Welk lettertype u ook met de FONT-toets kiest, de printer schrijft dit font weg als een bitmap font (rasterfont) zolang het lettertype niet groter is dan
24 punts. Op deze manier is het weggeschreven font weer snel te gebruiken. Het verdient daarom aanbeveling om veel gebruikte schaalbare fonts over te brengen op de geheugenkaart.
Omdat de Flash-geheugenkaart of de HDD-kaart in de daarvoor bestemde sleuf wordt geplaatst en omdat op deze kaart opgeslagen lettertypen zich gedragen als waren ze opgeslagen in een fontkaart, kunt u de weggeschreven fonts onder “Fontkaart 1” of “Fontkaart 2” kiezen met de
FONT-toets of met behulp van software-commando’s.
Raadpleeg hiervoor “FONT-toets” in dit hoofdstuk.
U kunt de opgeslagen lettertypen controleren door een font-uitdraai te
maken met behulp van de TEST-toets. Zie “TEST-toets” in dit hoofdstuk.
4-42
HOOFDSTUK 4 BEDIENINGSPANEEL
✒ Opmerkingen
Schrijft u het eerste of tweede font weg naar de geheugenkaart, let dan op het volgende:
Het lettertype wordt eerst tijdelijk in het printergeheugen opgeslagen.
Heeft het font meer geheugen nodig dan er beschikbaar is, dan volgt er een foutmelding. Deze foutmelding kunt u met de CONTINUE-toets wissen.
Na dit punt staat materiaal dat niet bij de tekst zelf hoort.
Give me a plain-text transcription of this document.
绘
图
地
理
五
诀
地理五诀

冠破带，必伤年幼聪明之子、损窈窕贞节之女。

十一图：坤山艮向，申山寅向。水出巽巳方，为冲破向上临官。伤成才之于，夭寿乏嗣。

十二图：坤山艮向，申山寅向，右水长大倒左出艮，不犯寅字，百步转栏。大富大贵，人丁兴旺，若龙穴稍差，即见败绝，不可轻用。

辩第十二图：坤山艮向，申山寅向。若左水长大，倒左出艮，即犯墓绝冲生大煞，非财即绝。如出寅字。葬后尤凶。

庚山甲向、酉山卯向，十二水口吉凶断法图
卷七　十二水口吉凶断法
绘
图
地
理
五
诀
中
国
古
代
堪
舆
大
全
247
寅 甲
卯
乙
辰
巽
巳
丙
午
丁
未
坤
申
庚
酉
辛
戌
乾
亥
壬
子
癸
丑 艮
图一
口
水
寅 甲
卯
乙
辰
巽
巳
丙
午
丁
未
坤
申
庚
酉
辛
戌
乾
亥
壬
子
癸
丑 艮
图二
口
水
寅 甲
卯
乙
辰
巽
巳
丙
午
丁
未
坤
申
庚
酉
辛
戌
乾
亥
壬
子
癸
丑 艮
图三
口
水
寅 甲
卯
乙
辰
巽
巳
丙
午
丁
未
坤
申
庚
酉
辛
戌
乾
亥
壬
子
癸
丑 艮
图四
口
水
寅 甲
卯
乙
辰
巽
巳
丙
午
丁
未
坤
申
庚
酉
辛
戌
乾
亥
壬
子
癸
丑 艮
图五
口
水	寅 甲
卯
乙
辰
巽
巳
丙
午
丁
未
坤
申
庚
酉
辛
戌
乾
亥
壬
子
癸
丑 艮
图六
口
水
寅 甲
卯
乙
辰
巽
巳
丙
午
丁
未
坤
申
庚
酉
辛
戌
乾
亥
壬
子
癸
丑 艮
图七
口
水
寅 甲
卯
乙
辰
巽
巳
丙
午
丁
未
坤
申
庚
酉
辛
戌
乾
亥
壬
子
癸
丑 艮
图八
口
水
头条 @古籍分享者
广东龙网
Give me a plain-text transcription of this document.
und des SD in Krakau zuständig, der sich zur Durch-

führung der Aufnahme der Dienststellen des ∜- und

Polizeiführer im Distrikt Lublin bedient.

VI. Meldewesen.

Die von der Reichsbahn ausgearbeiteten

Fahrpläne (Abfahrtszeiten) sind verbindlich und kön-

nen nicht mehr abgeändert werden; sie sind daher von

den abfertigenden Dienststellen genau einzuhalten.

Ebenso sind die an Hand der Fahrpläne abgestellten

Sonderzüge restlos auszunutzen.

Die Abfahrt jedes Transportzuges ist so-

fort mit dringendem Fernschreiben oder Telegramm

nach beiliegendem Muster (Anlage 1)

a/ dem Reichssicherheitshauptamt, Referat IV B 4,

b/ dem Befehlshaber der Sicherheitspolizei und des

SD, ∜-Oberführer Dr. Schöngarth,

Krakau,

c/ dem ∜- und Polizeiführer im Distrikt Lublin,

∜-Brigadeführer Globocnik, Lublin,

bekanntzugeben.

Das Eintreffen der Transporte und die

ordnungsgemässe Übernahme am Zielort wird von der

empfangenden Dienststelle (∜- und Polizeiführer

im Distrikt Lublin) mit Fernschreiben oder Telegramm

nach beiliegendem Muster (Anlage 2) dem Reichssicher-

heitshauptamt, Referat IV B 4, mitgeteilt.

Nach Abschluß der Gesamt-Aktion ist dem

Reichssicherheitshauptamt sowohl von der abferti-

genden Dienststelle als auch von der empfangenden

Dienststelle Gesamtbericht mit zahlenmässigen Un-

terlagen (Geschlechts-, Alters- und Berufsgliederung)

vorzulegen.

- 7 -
Omdat nu niet alle fontgegevens in het geheugen zijn opgeslagen, kan het font niet worden weggeschreven naar de kaart.
Als de fontgegevens wel kunnen worden opgeslagen, wordt de printer teruggesteld, zodat er zo veel mogelijk geheugen beschikbaar is.
Achtergebleven gegevens worden afgedrukt.
Schrijft u een font weg terwijl de printer in de stand voor 600 of 1200 dpi staat, dan kan het weggeschreven lettertype niet met een resolutie van 300 dpi worden gebruikt.
Download font
✒ Opmerkingen
Het “Download font” menu verschijnt alleen in de HP LaserJetemulatiestand.
Druk voordat u naar dit menu overschakelt een fontlijst af met behulp van de TEST-toets, zodat u de identificatie van het download font kunt controleren. Selecteer in dit menu het lettertype met dezelfde identificatie als het font op de lijst.
Bevinden zich download fonts in het printergeheugen, dan kunnen deze op de Flash-geheugenkaart of de HDD-kaart worden weggeschreven.
De printer vraagt u de identificatie op te geven van het weg te schrijven font. U vindt deze ID in de fontlijst. Druk op ▲ of ▼ om de cursor op de identificatie van het gewenste lettertype te zetten en selecteer deze m.b.v.
SET.
FONT-ID=#####
✒ Opmerking
De identificatie van het download font verschijnt niet als er geen download lettertypen naar de printer zijn gestuurd.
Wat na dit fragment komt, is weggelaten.